Keith Kogane suspirou de forma audível novamente, sua respiração perdendo-se junto ao vento fresco que assobiava fracamente no lado de fora do carro. Lançou um olhar esguelhado para seu irmão mais velho, na esperança que o garoto dignaria pelo menos um olhar a suas inúteis chamadas por atenção, mas Shiro continuava dirigindo com foco, analisando todo o estacionamento praticamente deserto do velho prédio Sunrise em busca da vaga perfeita.
- Ainda da tempo de desistir - comentou Keith depois de alguns minutos de silêncio, cortado apenas pelos roncos do novo carro com o qual Shiro fora presenteado pelos pais no final do último ano letivo, quando o garoto mais velho havia oficialmente ingressado na faculdade (Galaxy Garrison, a melhor do país).
Finalmente conseguindo parar o carro em uma das vagas da frente, Shiro direcionou seu olhar ao irmão mais novo, colocando o semblante preocupado que ele vestia toda vez que estava com Keith, e que fazia o garoto menor querer vomitar.
- Keith - começou Shiro com sua costumeira condescendência. O estômago de Keith se retorceu enquanto ele mentalmente se preparava para a palestra que estava fadada a acontecer. - você não pode continuar lidando com isso sozinho. Um amigo me indicou esse lugar, e o dr. Yang acha que essa era a melhor opção.
Keith teve o repentino impulso de dizer que estava pouco se fodendo para o que dr. Yang achava melhor, mas conseguiu conter sua língua a tempo. Mas Shiro pareceu ter lido isso em seu rosto, porque logo trocou de argumento:
- E... francamente Keith, mamãe e papai estão se matando de preocupação. Eu também, para ser sincero. Você mal sai de casa, come pouco, e eu nunca vi você sair com nenhum dos seus amigos.

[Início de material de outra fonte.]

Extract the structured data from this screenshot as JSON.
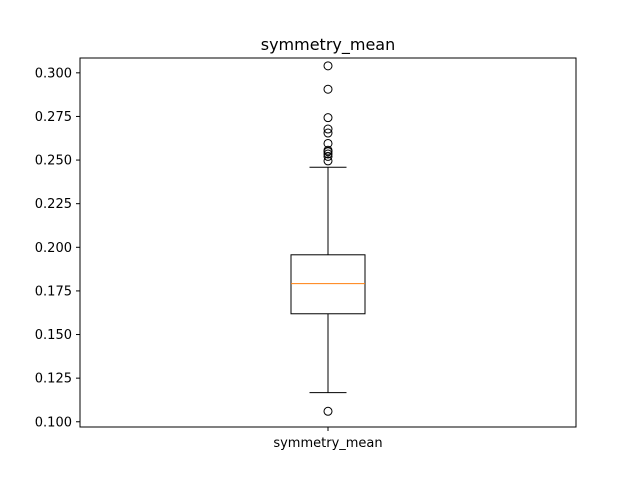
{
  "chart_data": {
    "type": "box",
    "title": "symmetry_mean",
    "xlabel": "",
    "ylabel": "",
    "categories": [
      "symmetry_mean"
    ],
    "ylim": [
      0.097,
      0.3085
    ],
    "yticks": [
      0.1,
      0.125,
      0.15,
      0.175,
      0.2,
      0.225,
      0.25,
      0.275,
      0.3
    ],
    "ytick_labels": [
      "0.100",
      "0.125",
      "0.150",
      "0.175",
      "0.200",
      "0.225",
      "0.250",
      "0.275",
      "0.300"
    ],
    "boxes": [
      {
        "name": "symmetry_mean",
        "whisker_low": 0.1167,
        "q1": 0.1619,
        "median": 0.1792,
        "q3": 0.1957,
        "whisker_high": 0.2459,
        "outliers": [
          0.106,
          0.2495,
          0.2521,
          0.2535,
          0.2548,
          0.2556,
          0.2595,
          0.2655,
          0.2678,
          0.2743,
          0.2906,
          0.304
        ]
      }
    ],
    "colors": {
      "box": "#000000",
      "median": "#ff7f0e",
      "outlier": "#000000"
    },
    "grid": false
  }
}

           Talvez porque eu não tenha nenhum, pensou o garoto sarcasticamente, mas preferiu guardar essa informação para si mesmo. Shiro não precisava de mais razões para preocupar-se com ele.
- E, Keith, isso não é brincadeira - disse Shiro com seriedade. - Depois do que aconteceu no último inverno... Bom, acho que todos concordamos que alguma ajuda extra não vai fazer mal algum.
Sentindo como se uma pedra de gelo estivesse forçando o caminho até seu estômago, Keith desviou os olhos de Shiro pela primeira vez na conversa. Sentiu-se irritado que o mais velho tivesse usado aquele acontecimento como argumento, porque toda a família adotiva de Keith sabia que o Acontecimento do Último Inverno era um assunto proibido. Um acontecimento que Keith queria unicamente selar e enterrar bem fundo, juntamente com as épocas sombrias que cercavam aquele momento. Ele só queria esquecer... E lá estava Shiro, desenterrando tudo novamente.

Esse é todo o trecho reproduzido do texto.